El hombre misterioso se quedó inmóvil en el sitio, de nuevo en silencio.

—¿No le has oído? Ha dicho que te largues —repitió otro de los matones.

—¿Nadie te ha dicho que no hay que entrometerse en los asuntos de los demás? —siguió el cabecilla—. ¿No? Vaya, parece que alguien necesita que le enseñen modales. Vamos, chicos, dadle una lección que no pueda olvidar.

Los otros enseñaron unos dientes ennegrecidos en una sonrisa al recibir esa orden. Desenvainaron sus armas: un puñal y dos porras de madera con refuerzos metálicos en el extremo. El cabecilla, que portaba el puñal, se acercó rápidamente a su objetivo, confiado. Sabía que, a la distancia a la que estaba, su oponente sería incapaz de desenvainar la espada a tiempo.

—Deberías saber que, cuando se te ordena algo, debes obedecer.

Asestó un tajo horizontal, pero el ataque se vio interrumpido cuando su adversario se apartó, a la vez que le agarraba la muñeca con una mano. Le propinó un rodillazo en el abdomen y le arrancó el puñal de la mano. Con un giro rápido, clavó el arma en la nuca de su dueño, que cayó pesadamente al suelo.

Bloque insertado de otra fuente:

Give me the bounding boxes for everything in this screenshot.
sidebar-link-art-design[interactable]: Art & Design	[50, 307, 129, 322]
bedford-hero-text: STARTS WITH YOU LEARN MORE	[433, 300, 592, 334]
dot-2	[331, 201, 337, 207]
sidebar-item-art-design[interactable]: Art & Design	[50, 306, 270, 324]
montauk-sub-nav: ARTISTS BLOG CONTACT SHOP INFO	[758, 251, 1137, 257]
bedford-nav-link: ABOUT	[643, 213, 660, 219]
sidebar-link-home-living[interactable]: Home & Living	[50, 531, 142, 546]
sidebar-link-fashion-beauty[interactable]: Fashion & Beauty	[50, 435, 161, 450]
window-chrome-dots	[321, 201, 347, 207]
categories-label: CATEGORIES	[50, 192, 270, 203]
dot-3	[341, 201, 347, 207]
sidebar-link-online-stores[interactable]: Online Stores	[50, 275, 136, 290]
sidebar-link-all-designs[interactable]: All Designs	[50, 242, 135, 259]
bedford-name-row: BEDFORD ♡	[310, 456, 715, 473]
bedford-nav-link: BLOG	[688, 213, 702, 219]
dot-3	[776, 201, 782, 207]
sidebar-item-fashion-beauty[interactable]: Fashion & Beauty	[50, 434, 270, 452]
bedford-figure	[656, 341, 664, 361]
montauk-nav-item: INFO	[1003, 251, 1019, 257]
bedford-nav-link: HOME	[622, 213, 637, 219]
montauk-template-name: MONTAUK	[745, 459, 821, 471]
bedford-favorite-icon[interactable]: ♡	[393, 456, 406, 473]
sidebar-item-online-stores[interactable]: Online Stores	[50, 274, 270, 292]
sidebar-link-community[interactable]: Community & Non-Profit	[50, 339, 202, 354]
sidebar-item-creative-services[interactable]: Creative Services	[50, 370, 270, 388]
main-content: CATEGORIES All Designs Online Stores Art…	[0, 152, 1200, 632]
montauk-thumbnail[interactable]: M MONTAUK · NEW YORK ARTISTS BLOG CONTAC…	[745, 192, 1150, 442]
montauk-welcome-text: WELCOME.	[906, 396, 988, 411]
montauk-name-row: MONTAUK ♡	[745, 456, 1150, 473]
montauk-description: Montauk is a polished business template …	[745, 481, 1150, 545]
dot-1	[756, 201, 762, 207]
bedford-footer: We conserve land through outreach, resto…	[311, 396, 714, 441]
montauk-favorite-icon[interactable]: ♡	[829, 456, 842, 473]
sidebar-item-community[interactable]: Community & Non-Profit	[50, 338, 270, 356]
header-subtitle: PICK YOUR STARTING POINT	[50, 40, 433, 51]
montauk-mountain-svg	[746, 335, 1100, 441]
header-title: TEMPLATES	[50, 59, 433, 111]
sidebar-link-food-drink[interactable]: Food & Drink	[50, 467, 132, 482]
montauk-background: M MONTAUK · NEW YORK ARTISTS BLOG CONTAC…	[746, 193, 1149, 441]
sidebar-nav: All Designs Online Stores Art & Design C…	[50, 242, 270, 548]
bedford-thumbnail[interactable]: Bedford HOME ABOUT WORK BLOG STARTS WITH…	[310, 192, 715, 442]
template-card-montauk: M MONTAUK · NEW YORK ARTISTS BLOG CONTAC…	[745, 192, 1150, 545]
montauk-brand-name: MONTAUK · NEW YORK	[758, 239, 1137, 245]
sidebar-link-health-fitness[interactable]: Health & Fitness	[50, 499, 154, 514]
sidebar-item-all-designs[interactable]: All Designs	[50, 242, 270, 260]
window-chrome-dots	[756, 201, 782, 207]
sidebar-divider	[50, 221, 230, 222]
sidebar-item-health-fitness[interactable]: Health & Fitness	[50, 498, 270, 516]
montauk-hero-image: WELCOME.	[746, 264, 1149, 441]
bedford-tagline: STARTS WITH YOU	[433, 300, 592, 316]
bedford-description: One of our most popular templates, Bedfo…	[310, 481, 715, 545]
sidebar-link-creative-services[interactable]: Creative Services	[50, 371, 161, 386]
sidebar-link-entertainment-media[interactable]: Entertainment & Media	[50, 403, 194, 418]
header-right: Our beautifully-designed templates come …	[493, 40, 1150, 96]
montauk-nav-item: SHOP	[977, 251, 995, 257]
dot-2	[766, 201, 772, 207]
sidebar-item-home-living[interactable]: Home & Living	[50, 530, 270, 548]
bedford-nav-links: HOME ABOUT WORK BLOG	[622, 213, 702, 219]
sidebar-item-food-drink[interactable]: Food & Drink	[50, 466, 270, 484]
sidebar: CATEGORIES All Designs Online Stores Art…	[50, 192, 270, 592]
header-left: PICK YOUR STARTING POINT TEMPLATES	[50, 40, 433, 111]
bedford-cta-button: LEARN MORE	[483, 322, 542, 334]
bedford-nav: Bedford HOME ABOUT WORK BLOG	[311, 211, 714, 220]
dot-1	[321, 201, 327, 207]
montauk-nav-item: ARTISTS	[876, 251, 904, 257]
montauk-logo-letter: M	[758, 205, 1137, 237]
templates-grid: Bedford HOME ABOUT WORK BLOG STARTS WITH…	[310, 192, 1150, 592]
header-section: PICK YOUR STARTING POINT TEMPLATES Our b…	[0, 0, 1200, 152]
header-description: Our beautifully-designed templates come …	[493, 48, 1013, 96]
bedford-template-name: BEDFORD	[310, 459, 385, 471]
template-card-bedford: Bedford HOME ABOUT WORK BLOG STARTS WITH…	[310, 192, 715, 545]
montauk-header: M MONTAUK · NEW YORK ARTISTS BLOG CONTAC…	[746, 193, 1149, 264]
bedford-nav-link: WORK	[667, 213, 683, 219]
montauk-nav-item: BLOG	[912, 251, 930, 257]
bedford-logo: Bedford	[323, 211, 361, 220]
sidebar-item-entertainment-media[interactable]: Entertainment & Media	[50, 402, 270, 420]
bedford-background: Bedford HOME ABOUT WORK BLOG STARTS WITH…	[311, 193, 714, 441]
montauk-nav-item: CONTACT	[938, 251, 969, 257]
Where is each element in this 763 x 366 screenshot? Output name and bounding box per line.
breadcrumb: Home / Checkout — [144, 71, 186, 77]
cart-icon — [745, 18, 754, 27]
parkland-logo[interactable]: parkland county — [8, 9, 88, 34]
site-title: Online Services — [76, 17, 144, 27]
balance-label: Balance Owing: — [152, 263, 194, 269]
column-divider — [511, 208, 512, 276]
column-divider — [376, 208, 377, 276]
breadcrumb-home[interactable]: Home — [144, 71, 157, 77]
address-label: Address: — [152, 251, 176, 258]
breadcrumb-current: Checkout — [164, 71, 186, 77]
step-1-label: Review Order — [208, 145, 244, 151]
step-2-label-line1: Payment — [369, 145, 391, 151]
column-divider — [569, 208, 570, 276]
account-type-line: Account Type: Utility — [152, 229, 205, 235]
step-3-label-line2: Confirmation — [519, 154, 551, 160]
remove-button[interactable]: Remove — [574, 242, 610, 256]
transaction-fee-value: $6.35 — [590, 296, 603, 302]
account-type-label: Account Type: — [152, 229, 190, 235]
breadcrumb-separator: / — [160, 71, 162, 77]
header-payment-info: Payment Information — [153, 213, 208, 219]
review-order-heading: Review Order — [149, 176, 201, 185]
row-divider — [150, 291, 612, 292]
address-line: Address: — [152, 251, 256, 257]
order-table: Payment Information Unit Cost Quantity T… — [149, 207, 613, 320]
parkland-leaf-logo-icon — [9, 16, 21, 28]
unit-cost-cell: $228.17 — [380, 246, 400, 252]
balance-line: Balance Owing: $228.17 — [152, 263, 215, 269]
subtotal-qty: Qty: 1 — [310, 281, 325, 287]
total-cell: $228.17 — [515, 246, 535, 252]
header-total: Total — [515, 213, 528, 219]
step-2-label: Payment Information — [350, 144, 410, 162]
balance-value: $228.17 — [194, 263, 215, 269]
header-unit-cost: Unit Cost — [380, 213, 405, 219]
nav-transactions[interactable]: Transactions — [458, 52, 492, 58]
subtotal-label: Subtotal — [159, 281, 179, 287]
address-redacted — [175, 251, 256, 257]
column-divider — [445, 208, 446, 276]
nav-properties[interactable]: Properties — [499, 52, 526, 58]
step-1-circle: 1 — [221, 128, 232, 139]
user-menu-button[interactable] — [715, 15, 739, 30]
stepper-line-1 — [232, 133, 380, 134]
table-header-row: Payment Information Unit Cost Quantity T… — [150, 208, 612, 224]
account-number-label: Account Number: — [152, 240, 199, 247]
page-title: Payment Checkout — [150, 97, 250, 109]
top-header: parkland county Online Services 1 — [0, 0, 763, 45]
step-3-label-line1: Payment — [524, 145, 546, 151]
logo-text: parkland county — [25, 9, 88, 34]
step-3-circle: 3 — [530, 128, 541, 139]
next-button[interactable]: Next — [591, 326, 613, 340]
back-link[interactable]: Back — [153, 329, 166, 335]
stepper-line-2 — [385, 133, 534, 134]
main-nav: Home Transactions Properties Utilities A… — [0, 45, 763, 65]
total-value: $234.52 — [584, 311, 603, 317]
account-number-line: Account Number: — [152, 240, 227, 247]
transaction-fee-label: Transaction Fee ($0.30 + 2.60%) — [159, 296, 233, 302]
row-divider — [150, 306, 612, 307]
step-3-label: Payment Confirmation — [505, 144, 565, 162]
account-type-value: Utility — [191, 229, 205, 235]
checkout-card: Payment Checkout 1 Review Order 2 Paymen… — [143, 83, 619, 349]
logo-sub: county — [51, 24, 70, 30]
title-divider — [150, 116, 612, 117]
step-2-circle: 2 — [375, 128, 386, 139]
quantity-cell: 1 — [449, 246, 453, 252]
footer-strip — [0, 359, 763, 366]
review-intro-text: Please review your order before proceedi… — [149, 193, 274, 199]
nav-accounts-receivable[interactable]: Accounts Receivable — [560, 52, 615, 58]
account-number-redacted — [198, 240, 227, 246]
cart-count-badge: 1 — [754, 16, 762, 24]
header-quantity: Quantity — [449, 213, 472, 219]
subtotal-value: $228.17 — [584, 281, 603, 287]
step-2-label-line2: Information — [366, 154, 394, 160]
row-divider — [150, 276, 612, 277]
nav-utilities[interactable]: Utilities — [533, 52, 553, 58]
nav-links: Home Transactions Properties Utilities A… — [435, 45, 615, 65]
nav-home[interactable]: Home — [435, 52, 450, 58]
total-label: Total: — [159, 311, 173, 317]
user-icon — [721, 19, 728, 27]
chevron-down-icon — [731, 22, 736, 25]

—Lo siento, pero no se me da bien obedecer.

Los otros dos corrieron hacia él con las porras en alto, más asustados que valientes, pero rabiosos por la muerte de su compañero. El primero trató de golpear a su rival con un ataque descendente, pero recibió un codazo en la sien que lo tumbó antes de finalizarlo. El siguiente encadenó una serie de ataques torpes, todos esquivados fácilmente por el jinete, que, aprovechando un fallo en la defensa de su atacante, se colocó tras él y, con un movimiento rápido y seco, le giró la cabeza hasta una posición antinatural, con el acompañamiento del quejido de las vértebras. El que había caído antes se levantó, dispuesto a caer sobre el rival con todo lo que tenía, pero, al ver el resultado de los otros dos, se vio disuadido de seguir peleando, y echó a correr tan rápido como le permitieron las piernas.

El miedo del niño había pasado al asombro. Nunca había visto a nadie desenvolverse así en una pelea. Mientras terminaba de asimilar todo lo ocurrido, el hombre se acercó al cuerpo del cabecilla y, después de un breve examen, arrancó una bolsa pequeña de piel que llevaba atada al cuello con un cordel. La palpó antes de abrirla y descubrir el contenido suculento de varias monedas de cobre y algunas de plata, que relucían cuando la luz de la luna incidía sobre ellas directamente. Su primera intención fue guardarse el dinero, pero entonces reparó en el chico, que aún seguía allí, y en los andrajos que vestía. Suspiró, y tras rebuscar en el monedero, se quedó con un par de monedas. Después tiró la bolsa a los pies del chico, lo que produjo un sonido metálico que le llamó la atención.

—Procura que no te lo roben. Y ahora, vete.

El muchacho, después de comprobar el contenido, se ató la bolsa al cuello y se marchó corriendo. El hombre recogió la manzana, la restregó contra su atuendo para quitarle el barro y se la ofreció al caballo, que la aceptó después de olfatearla.

El bosque se quedó tranquilo. Lo único que se oía era el rumor del viento entre las ramas y el canto de los grillos. Los cuerpos se quedaron adornando el suelo del claro, como un elemento más del bosque.

—Bien —dijo, como si hablara con la montura—, vamos a seguir con lo nuestro. Cuanto antes acabemos, mejor. Me ha entrado hambre.